Like other corporate giants, Amazon has reduced its tax bill by “taking advantage of loopholes in the U.S. tax code that allow the company to treat rewarding rich executives with stock options as a tax write-off; carrying forward operating losses from years earlier; and parking profits in tax havens,” Oxfam explained.

Bezos, now worth nearly $200 billion, has become even more “astronomically wealthy” thanks to Amazon’s “skyrocketing profits” in the past year, Oxfam pointed out. In fact, Bezos’ riches have increased by $85 billion since the start of the pandemic. With his gains from the coronavirus crisis, Oxfam noted, Bezos could afford to give each of Amazon’s 1.3 million workers a $65,000 bonus and still maintain the $113 billion fortune he had prior to March 2020.

Oxfam stressed that President Joe Biden’s American Jobs Plan and American Families Plan—the White House’s two-pronged approach to improving the nation’s physical and social infrastructure while implementing progressive tax reforms—would “go a long way to unrigging the rules” that have enabled so many wealthy corporations and individuals to underreport their income and avoid paying trillions of dollars in taxes.
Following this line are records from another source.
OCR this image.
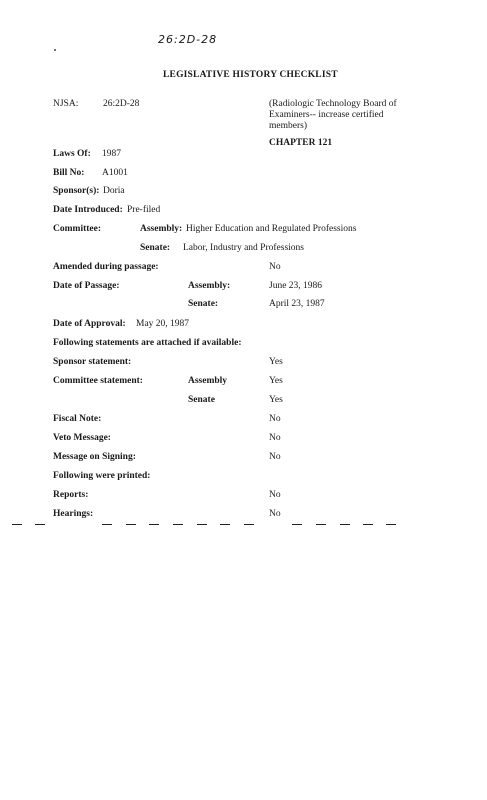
26:2D-28
LEGISLATIVE HISTORY CHECKLIST
NJSA:	26:2D-28	(Radiologic Technology Board of
Examiners-- increase certified
members)
CHAPTER 121
Laws Of: 1987
Bill No: A1001
Sponsor(s): Doria
Date Introduced: Pre-filed
Committee:	Assembly: Higher Education and Regulated Professions
Senate: Labor, Industry and Professions
Amended during passage:	No
Date of Passage:	Assembly:	June 23, 1986
Senate:	April 23, 1987
Date of Approval: May 20, 1987
Following statements are attached if available:
Sponsor statement:	Yes
Committee statement:	Assembly	Yes
Senate	Yes
Fiscal Note:	No
Veto Message:	No
Message on Signing:	No
Following were printed:
Reports:	No
Hearings:	No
The American Jobs Plan would increase the corporate tax rate, close offshore tax loopholes, and disincentivize outsourcing jobs. The American Families Plan would increase the marginal tax rate for households with annual earnings above $400,000, raise the capital gains rate for the wealthiest Americans, and provide the IRS with sorely needed resources to crack down on rampant tax evasion.
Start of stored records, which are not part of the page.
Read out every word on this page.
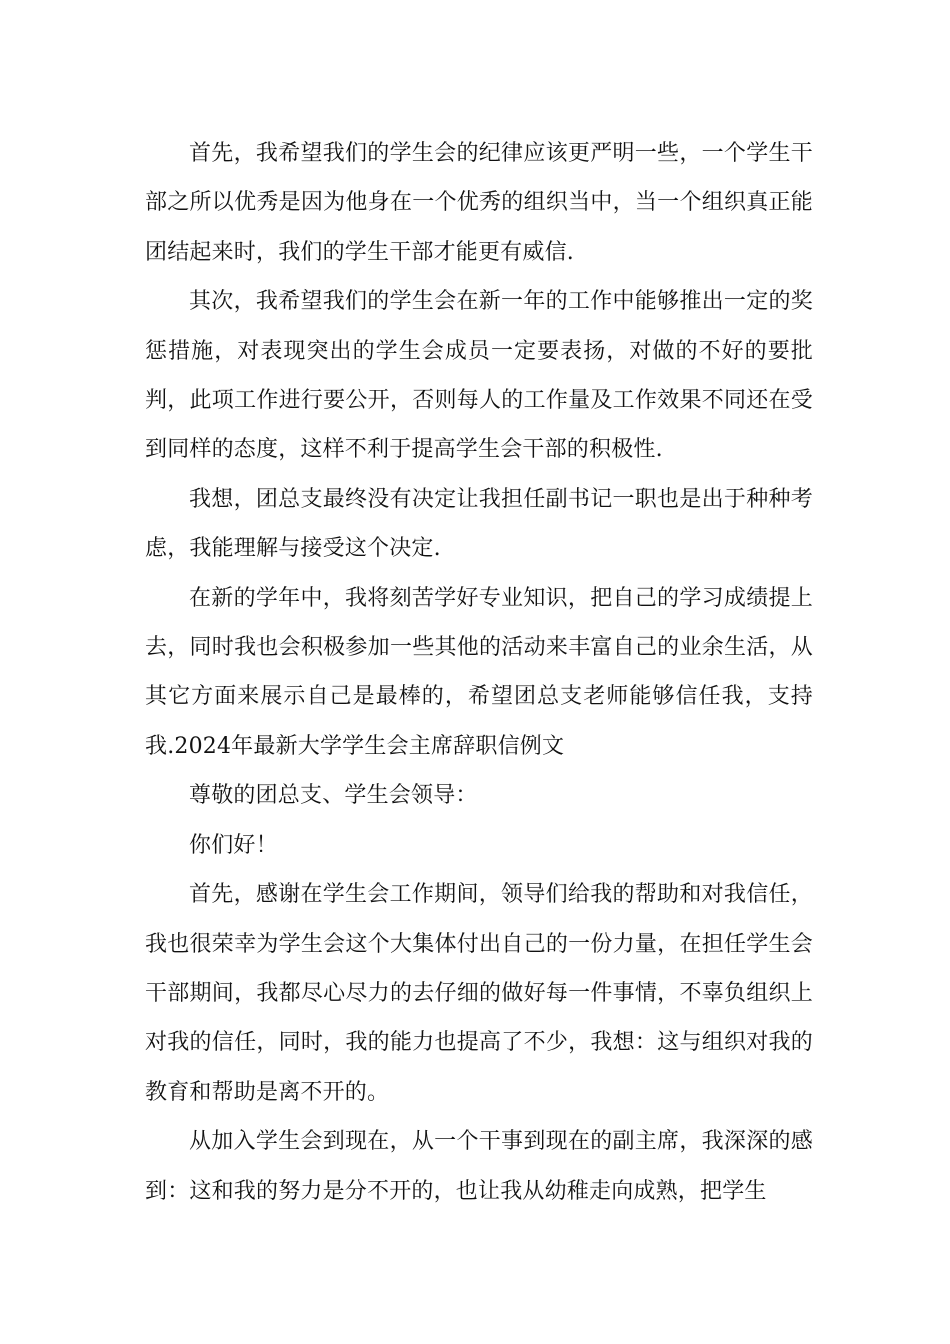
首先，我希望我们的学生会的纪律应该更严明一些，一个学生干部之所以优秀是因为他身在一个优秀的组织当中，当一个组织真正能团结起来时，我们的学生干部才能更有威信.

其次，我希望我们的学生会在新一年的工作中能够推出一定的奖惩措施，对表现突出的学生会成员一定要表扬，对做的不好的要批判，此项工作进行要公开，否则每人的工作量及工作效果不同还在受到同样的态度，这样不利于提高学生会干部的积极性.

我想，团总支最终没有决定让我担任副书记一职也是出于种种考虑，我能理解与接受这个决定.

在新的学年中，我将刻苦学好专业知识，把自己的学习成绩提上去，同时我也会积极参加一些其他的活动来丰富自己的业余生活，从其它方面来展示自己是最棒的，希望团总支老师能够信任我，支持我.2024年最新大学学生会主席辞职信例文

尊敬的团总支、学生会领导：

你们好！

首先，感谢在学生会工作期间，领导们给我的帮助和对我信任，我也很荣幸为学生会这个大集体付出自己的一份力量，在担任学生会干部期间，我都尽心尽力的去仔细的做好每一件事情，不辜负组织上对我的信任，同时，我的能力也提高了不少，我想：这与组织对我的教育和帮助是离不开的。

从加入学生会到现在，从一个干事到现在的副主席，我深深的感到：这和我的努力是分不开的，也让我从幼稚走向成熟，把学生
Both legislative proposals seek to invest trillions to create jobs that confront the climate crisis and to improve child care and other public goods the country needs. 

“These proposals are vitally important to curb runaway inequality and ensure that the U.S. tax system rewards work, not wealth. Congress should act swiftly to pass them into law,” said Cummings. “But the proposals don’t go far enough to address the inequality crisis and fund the essential services that the Covid-19 pandemic requires.”

Although Treasury Secretary Janet Yellen has proposed a global minimum tax, Oxfam said that the Biden administration’s plan fails to “equalize the tax rate that corporations pay on their U.S. and foreign earnings, which continues to incentivize U.S. companies to offshore U.S. taxes and jobs.”

To solve this dilemma, Oxfam said, “Congress must level the playing field by taxing the foreign profits of multinational corporations at the same rate as U.S. profits.”

In addition, Oxfam urged lawmakers to enact a pandemic profits tax to ensure that companies, such as Amazon, that profited directly as a result of the pandemic are taxed fairly on their windfall gains. Last August, Sen. Bernie Sanders (I-Vt.) introduced legislation that would levy a 60% tax on the “obscene wealth gains” made by a few hundred billionaires during the pandemic.

Finally, Oxfam said, lawmakers must pass a wealth tax of 2% on fortunes over $50 million and 3% on fortunes over $1 billion. In March, Sen. Elizabeth Warren (D-Mass.) introduced legislation to do exactly that.

With so much of society’s wealth controlled by such a small handful of people, Cummings characterized a wealth tax as a “vital tool” to begin to tackle the economic, racial, and gender inequalities that “pervade U.S. society, including in our tax code.”